Fix inconsistency for `Sequence.max`

Pitch: I'd like to propose that we modify the behavior of the Sequence.max algorithms to match the free max(...) functions in cases where there is more than one "maximum" element.

Motivation

SR-12113 asks that we codify the behavior of the min and max methods on sequences into a guarantee in the documentation. Unfortunately, the current behavior of the max methods is inconsistent with other places in the standard library that identify the maximum of two or more inputs, when there is more than one "maximum" value.

Specifically, the sequence method returns the first of several maximum elements in the sequence, while the other APIs (the max free functions and the FloatingPoint.maximum static methods) return the last of the maximum values.
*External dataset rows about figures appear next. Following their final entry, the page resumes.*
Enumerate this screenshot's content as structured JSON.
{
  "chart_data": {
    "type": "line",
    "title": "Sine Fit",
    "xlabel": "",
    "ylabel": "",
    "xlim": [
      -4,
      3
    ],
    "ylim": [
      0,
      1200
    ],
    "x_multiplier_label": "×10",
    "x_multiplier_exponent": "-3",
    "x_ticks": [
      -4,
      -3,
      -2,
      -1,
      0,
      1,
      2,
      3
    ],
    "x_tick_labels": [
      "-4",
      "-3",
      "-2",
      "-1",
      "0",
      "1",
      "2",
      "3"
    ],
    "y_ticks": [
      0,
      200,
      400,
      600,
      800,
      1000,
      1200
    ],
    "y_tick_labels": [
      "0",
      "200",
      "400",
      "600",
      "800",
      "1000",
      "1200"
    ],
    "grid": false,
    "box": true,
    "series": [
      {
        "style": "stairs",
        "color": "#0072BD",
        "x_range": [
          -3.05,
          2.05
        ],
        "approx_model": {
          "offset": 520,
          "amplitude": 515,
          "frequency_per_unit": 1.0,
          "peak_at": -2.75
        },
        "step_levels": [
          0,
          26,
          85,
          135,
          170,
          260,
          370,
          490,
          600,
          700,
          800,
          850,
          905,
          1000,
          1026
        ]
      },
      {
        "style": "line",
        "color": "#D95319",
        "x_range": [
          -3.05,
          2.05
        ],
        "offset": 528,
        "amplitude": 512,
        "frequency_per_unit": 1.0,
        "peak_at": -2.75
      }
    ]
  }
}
In general, this difference behavior isn't noticeable, but for class instances it's observable through instance identity, and when using the predicate-based method can be observed through whatever properties aren't included.

Here's a silly example to demonstrate:

// Every instance of `Comp` is "equal" but
// distinguishable by its `value` property.
struct Comp: Comparable {
    var value: Int

    init(_ v: Int) {
        self.value = v
    }

    static func ==(lhs: Comp, rhs: Comp) -> Bool { true }
    static func < (lhs: Comp, rhs: Comp) -> Bool { false }
}

let a = [Comp(1), Comp(2), Comp(3), Comp(4)]

// The sequence method returns the first element
a.max()                     // Comp(value: 1)

// The free function returns the _last_ element
max(a[0], a[1], a[2], a[3]) // Comp(value: 4)

Which is the correct behavior?

Alexander Stepanov discusses the ordering of min and max functions in lecture 7 of his notes (see pages 57-63, but particularly 61-63 here). In particular, he posits that min and max should provide the same stability that sorting two elements does, such that min(x, y) should always equal the first element of sort_2(&x, &y), and that max(x, y) should always equal the second element of sort_2(&x, &y).

Because the standard library's sort is stable (though not yet promised as such), we can extend this principle into Swift by stating the rule this way, for any collection a:

a.min() == a.sorted().first
a.max() == a.sorted().last     // *

// using `a...` to imply a variadic splat:
min(a...) == a.sorted().first
max(a...) == a.sorted().last

Proposed Solution

Swift currently fails the test marked by // *. I would like to correct that inconsistency and document the behavior for all the sequence methods.

27 Likes

This sounds well justified and a useful change in behavior.

3 Likes

Doesn’t this imply that we should also promise that the standard library’s sort is stable?

3 Likes

Indeed!

4 Likes

My vague recollection when I filed SR-12113 was that having it return the first element was ideal for my use-case. However I don't remember if I cared about min(), max(), or both.

Having said that, I'm strongly in favor of unifying the behavior of the sequence algorithms with the free functions. I also like the elegance of defining their behavior in terms of stable sort. I'm strongly in favor of guaranteeing stable sort, and so I'm in favor of changing the behavior of Sequence.max and documenting it in terms of the semantics of stable sort.

1 Like

I'll repeat what I mentioned on the Jira here:

I think it's reasonable to document this for the ones that take a closure. But Equatable.== implies substitutability, so the most conservative position would be to not make that same guarantee for those because it's dubious to be relying on it mattering, so reasonable to reserve the flexibility. That's probably just me being picky though.

FWIW I think there is an argument that returning the first value rather than the last could be more efficient, since storing each subsequent match and discarding the previous one as you go might need more retains and releases. That would be incompatible with the stepanov rationale.